Anyway. The consequences of this, for the average cookbook user, are that while some (not all) baking books, (to which I might add brewing and barbecuing – notice a trend?) as purveyors of a specialised craft, are happy to give technical instruction to an almost exhaustive degree, most (nearly all) cookery books, on the other hand, are content to give almost none – or to give the pretence of it in a way that is almost useless. Sweat, sauté, sear; it is assumed that we (I mean you) know the difference between all of these, their particular applications and circumstances. But – and this is the paradox of food writing – if you did, you wouldn’t need the cookbook at all. What you would require is a list of ingredients and the instruction “make a stew (fricassee, daube, whatever)”. A smattering of technical language lets you feel you’re in the club, and ignore the fact you’re reading a recipe that takes two pages to reiterate a basic technique, and add cardamom. I’m being unfair, perhaps, but only a little. This does, however, ignore the real reason we (I) read recipe books, which is for the recipe introductions, sparsely evocative, lushly hedonistic or winningly self-deprecating, which I’m told are a particular forte of British food writers. (In America, where practicality and competence are not considered personal defects, recipes do tend more toward the technical.)

This trend for inclusivity is a relatively new one. Look at old books of “receipts”, as they are still called by the kind of person who says “sparrowgrass” and owns waistcoats, and you will find a shorthand written by and for professional, or experienced domestic, cooks. These are, in the main, just lists of ingredients, which assume you know how to perform a plethora of kitchen tasks (cake-baking, pastry-making, braises and sauces and so on), and need no instructions; often, quantities and timings aren’t given, at least not precisely – the assumption is that you can judge for yourself how much pastry you need for your joint of lamb, or whatever. Partly, I’m sure, this reflects the now-broken oral tradition of “real” “peasant” cooking, handed down from master to apprentice, mother to daughter; equally, though, it’s just that cooking has got more complicated. A pastry designed half as glue and half as insulation, and not at all as edible, can be a little rough around the edges – add enough water to make the flour stick together, and you’re done. A pastry designed to hold a rich, golden custard through baking without cracking, and then to melt into butter in the mouth, needs a little more precision. Or take thickeners. A handful of breadcrumbs or ground nuts, added to a sauce, has an effect that is both intuitive and quickly obvious; the amount of slightly cooked egg yolk, stabilised yoghurt, roux, cornflour, or agar agar that might have a similar but more refined effect is less easy to judge by eye – and, as with baking, a mistake does more lasting damage.
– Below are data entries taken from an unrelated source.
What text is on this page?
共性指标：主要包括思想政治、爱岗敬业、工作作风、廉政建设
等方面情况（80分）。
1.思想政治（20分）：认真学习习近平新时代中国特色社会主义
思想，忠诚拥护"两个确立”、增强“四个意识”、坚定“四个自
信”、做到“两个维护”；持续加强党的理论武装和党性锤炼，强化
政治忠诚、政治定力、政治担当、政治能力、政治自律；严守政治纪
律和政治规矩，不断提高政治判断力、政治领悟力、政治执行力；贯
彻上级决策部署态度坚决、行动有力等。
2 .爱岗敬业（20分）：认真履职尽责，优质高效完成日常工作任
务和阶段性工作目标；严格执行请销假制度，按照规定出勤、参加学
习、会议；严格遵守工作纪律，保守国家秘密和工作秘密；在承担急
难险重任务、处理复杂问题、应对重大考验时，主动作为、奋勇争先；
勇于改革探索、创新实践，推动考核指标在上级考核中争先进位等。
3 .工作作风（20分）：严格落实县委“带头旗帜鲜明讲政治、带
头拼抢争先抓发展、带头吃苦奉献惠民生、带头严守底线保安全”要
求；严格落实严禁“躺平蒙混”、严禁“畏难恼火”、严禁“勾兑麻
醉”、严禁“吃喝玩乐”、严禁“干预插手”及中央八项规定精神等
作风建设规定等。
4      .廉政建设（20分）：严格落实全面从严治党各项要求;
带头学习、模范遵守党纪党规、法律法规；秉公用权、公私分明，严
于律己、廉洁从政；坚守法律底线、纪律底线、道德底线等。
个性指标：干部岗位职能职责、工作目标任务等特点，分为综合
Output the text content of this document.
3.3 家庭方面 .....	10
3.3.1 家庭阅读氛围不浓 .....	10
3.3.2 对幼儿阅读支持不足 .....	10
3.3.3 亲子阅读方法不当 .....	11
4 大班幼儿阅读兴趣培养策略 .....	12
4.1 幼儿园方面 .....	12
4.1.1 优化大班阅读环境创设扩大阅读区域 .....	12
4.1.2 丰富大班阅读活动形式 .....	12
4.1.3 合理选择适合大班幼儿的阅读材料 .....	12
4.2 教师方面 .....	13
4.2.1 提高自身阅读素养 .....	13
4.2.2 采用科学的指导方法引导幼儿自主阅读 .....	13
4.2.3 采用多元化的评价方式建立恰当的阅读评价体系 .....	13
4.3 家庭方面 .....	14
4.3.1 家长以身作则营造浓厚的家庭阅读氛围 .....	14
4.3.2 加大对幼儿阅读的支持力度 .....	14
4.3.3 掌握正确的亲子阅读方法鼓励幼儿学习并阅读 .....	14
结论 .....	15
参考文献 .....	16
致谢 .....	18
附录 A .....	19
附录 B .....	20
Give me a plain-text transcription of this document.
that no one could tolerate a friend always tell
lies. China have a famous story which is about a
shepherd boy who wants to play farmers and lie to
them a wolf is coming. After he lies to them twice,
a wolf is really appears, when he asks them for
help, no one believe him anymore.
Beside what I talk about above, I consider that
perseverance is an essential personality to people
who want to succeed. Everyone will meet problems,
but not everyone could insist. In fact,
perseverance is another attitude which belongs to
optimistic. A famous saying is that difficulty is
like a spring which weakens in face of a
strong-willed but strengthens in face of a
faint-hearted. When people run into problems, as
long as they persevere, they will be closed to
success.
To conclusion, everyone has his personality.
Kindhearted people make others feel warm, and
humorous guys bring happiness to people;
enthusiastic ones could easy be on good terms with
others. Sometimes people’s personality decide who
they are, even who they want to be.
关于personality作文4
There is a tendency to a sort of Golden Age view of cooking which ignores the steady technical progress in the field.

All of this, really, avoids the original question, because the answer is quite unpalatable. Yes, I am better at scrambling eggs than you; I know the texture, the look, when to take off the heat and when to return, when to quickly shuffle out of the pan – and when to chuck the lot away and start again. Yes, my eggs are better, larger, fresher, their yolks more golden, their hens happier – but I also use a lot more butter and particularly salt than you would care to think about. It’s a sad fact, but people who will scour the outer reaches of Waitrose for the most obscure of Ottolenghi’s demands are often scared of simple brute seasoning – a shame, when the way to improve on almost any recipe is to take it with a big, three-fingered pinch of coarse sea salt.